The average age of golfers is creeping up, and it’s no secret that we typically lose 1mph of club speed every two years we get past 60. Which is why brands target moderate swing speeds with specific models.
The general idea is that lighter clubs let you swing at the same speed, but the club travels faster thanks to some clever counter-balanced weighting tech getting the head moving faster.
On a spec sheet it might look like any differences between lightweight/draw models and low spin alternatives are minimal, but dive a little deeper and there’s much more to them than meets the eye.
For example, Ping’s G410 SFT (Straight Flight Technology) fairway may be just two swing weight points lighter than the brand’s low-spin LST model, which doesn’t sound a lot. But the spec sheet doesn’t factor in an 18% larger head size in favour of the SFT (and a very different, flatter shape), and up to 16% less weight in the shaft, plus an extra 1.5 degrees of loft.
Add all that together and it doesn’t take Einstein to realise the SFT will be easier to live with, which is exactly why, if you struggle for speed, lightweight and/or draw biased models can work wonders for your long game.
What shaft do you need?
Until recently, you could only really choose from a variety of shafts when you bought a new driver. But with brands now creating three different ranges of fairway wood, each can feature shafts that suit the target golfer of each range.
Low spin fairways typically come with heavier, lower-launching shafts. Lighter, draw models, aimed at more modest speeds, often come with lighter, higher-launching shafts. There’s 16g difference between TaylorMade’s SIM and SIM Max D shafts, and that’s not factoring in how one launches shots on a low- to mid-trajectory, while the other targets much higher ball flights.
Is there much difference between models in the same family?
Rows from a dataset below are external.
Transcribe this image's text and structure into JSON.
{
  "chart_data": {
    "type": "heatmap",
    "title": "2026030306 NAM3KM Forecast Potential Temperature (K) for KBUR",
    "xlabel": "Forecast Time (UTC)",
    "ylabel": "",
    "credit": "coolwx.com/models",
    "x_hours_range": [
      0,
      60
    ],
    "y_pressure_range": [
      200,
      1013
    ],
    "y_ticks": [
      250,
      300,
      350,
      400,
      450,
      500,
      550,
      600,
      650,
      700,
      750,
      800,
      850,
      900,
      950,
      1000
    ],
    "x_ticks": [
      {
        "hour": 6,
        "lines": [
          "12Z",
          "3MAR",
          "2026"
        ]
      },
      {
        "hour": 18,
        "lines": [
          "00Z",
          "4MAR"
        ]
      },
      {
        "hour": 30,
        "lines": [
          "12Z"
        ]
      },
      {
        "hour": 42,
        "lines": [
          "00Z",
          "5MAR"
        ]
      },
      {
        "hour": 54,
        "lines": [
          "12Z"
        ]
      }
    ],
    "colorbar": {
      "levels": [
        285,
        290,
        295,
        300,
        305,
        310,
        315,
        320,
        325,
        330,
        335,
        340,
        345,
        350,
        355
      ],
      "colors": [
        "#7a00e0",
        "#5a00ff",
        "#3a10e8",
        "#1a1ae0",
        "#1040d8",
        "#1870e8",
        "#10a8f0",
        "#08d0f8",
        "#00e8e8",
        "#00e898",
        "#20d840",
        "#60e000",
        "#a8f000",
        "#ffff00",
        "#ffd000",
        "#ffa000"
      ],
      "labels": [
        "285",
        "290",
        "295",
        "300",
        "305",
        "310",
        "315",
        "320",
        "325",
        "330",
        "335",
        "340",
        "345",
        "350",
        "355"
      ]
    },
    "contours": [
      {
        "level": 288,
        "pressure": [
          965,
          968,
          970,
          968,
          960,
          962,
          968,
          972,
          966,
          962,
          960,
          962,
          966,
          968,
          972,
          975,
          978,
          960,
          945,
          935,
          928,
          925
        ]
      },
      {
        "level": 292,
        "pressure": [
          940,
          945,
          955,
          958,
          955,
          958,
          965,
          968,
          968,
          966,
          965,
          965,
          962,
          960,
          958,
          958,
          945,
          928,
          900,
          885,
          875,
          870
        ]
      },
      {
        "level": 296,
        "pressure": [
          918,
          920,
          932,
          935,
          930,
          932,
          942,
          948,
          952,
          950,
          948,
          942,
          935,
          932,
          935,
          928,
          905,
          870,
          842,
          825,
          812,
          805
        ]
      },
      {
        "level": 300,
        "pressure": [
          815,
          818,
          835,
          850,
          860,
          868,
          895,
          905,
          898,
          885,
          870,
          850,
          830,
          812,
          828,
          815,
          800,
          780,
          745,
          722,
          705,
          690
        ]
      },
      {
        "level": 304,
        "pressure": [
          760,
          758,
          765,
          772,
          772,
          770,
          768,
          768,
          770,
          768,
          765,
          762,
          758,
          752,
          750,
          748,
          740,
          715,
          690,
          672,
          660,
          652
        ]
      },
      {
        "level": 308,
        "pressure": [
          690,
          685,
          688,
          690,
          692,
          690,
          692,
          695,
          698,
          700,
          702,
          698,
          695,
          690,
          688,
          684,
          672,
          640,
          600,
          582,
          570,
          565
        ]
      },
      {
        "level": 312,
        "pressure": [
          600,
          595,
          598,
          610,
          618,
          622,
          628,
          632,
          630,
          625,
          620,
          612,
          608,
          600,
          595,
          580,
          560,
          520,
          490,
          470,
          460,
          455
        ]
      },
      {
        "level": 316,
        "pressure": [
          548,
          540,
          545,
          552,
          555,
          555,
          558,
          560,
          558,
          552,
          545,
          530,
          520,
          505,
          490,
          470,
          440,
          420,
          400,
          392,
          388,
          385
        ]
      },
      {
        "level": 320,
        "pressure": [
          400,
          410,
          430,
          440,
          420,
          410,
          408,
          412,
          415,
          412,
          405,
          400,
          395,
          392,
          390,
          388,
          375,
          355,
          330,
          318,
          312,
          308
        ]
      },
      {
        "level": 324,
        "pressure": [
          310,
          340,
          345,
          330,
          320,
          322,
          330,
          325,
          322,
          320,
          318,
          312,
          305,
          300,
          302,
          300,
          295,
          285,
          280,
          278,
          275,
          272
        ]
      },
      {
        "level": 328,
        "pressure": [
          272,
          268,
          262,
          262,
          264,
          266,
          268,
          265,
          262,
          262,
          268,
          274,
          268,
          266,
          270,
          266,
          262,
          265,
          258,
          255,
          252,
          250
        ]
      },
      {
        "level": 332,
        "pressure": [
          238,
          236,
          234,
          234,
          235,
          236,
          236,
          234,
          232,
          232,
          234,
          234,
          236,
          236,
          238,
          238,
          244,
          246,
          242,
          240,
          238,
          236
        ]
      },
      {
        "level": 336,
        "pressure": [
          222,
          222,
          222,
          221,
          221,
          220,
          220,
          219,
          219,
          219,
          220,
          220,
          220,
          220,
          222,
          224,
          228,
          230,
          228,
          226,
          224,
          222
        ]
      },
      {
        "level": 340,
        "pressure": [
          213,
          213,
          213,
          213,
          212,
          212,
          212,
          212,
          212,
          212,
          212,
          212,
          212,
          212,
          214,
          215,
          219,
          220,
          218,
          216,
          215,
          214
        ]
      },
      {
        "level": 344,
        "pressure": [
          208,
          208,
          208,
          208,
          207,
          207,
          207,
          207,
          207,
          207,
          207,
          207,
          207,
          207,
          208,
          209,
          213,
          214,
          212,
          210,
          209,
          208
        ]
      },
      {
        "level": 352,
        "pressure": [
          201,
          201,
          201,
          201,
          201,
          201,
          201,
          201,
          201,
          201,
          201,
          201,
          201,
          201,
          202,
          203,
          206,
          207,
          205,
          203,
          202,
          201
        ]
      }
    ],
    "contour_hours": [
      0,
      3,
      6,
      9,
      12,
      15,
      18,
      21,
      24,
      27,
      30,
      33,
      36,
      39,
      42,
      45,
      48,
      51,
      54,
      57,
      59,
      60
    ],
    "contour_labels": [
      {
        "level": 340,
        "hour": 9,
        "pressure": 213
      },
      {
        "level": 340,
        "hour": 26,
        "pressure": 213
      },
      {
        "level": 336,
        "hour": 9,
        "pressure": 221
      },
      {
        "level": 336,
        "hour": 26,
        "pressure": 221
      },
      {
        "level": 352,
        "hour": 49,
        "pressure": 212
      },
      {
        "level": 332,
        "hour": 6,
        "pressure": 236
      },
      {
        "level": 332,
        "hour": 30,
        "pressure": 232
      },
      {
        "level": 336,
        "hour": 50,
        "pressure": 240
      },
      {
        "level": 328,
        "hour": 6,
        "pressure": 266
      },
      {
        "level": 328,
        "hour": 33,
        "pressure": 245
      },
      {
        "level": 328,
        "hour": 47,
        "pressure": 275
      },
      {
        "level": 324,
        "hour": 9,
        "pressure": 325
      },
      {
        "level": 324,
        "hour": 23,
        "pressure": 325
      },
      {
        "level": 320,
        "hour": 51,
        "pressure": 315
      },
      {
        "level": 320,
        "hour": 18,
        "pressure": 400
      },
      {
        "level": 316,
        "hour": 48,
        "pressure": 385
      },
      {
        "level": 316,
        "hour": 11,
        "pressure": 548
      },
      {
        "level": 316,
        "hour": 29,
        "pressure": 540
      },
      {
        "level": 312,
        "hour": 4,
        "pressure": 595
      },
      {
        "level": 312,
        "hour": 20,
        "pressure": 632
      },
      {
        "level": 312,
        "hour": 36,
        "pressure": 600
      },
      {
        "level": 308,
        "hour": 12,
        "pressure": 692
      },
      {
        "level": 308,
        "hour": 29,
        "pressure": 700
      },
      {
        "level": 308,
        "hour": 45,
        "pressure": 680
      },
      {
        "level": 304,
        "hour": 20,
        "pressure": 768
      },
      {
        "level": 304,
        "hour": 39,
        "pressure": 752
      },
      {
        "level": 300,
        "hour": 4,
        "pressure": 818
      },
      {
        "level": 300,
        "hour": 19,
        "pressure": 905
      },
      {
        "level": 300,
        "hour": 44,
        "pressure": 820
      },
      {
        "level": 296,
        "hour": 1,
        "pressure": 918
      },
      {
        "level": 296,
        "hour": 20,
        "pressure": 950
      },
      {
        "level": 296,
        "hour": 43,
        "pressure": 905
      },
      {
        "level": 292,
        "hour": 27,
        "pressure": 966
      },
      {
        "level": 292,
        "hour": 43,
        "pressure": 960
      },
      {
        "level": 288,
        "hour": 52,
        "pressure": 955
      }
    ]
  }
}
Our test data with Callaway’s three Mavrik fairway woods perfectly illustrates how different clubs are designed to perform. The Mavrik Max (lighter shaft) launched shots on average 2.2 degrees higher and peaked shots out five yards higher than the lower spinning Callaway Mavrik Sub Zero.
At our pro’s swing speed (with the extra spin created), that robbed him of eight yards of carry. But at lower swing speeds, the extra spin would have a significant impact on keeping shots flying for longer and boosting carry.
How many fairway woods do I need?
There is no perfect number; the choice should come down to how comfortable you feel playing them. As with hybrids (where you identify which is the longest iron you hit with confidence, then fill the gap between it and your shortest fairway wood), identify the distance gap between your longest hybrid and driver, and fill it.
If you don’t like hybrids, there’s no harm in filling the gap with fairway woods. Callaway make a Mavrik 11-wood with a 25-degree loft, the same as some 6-irons!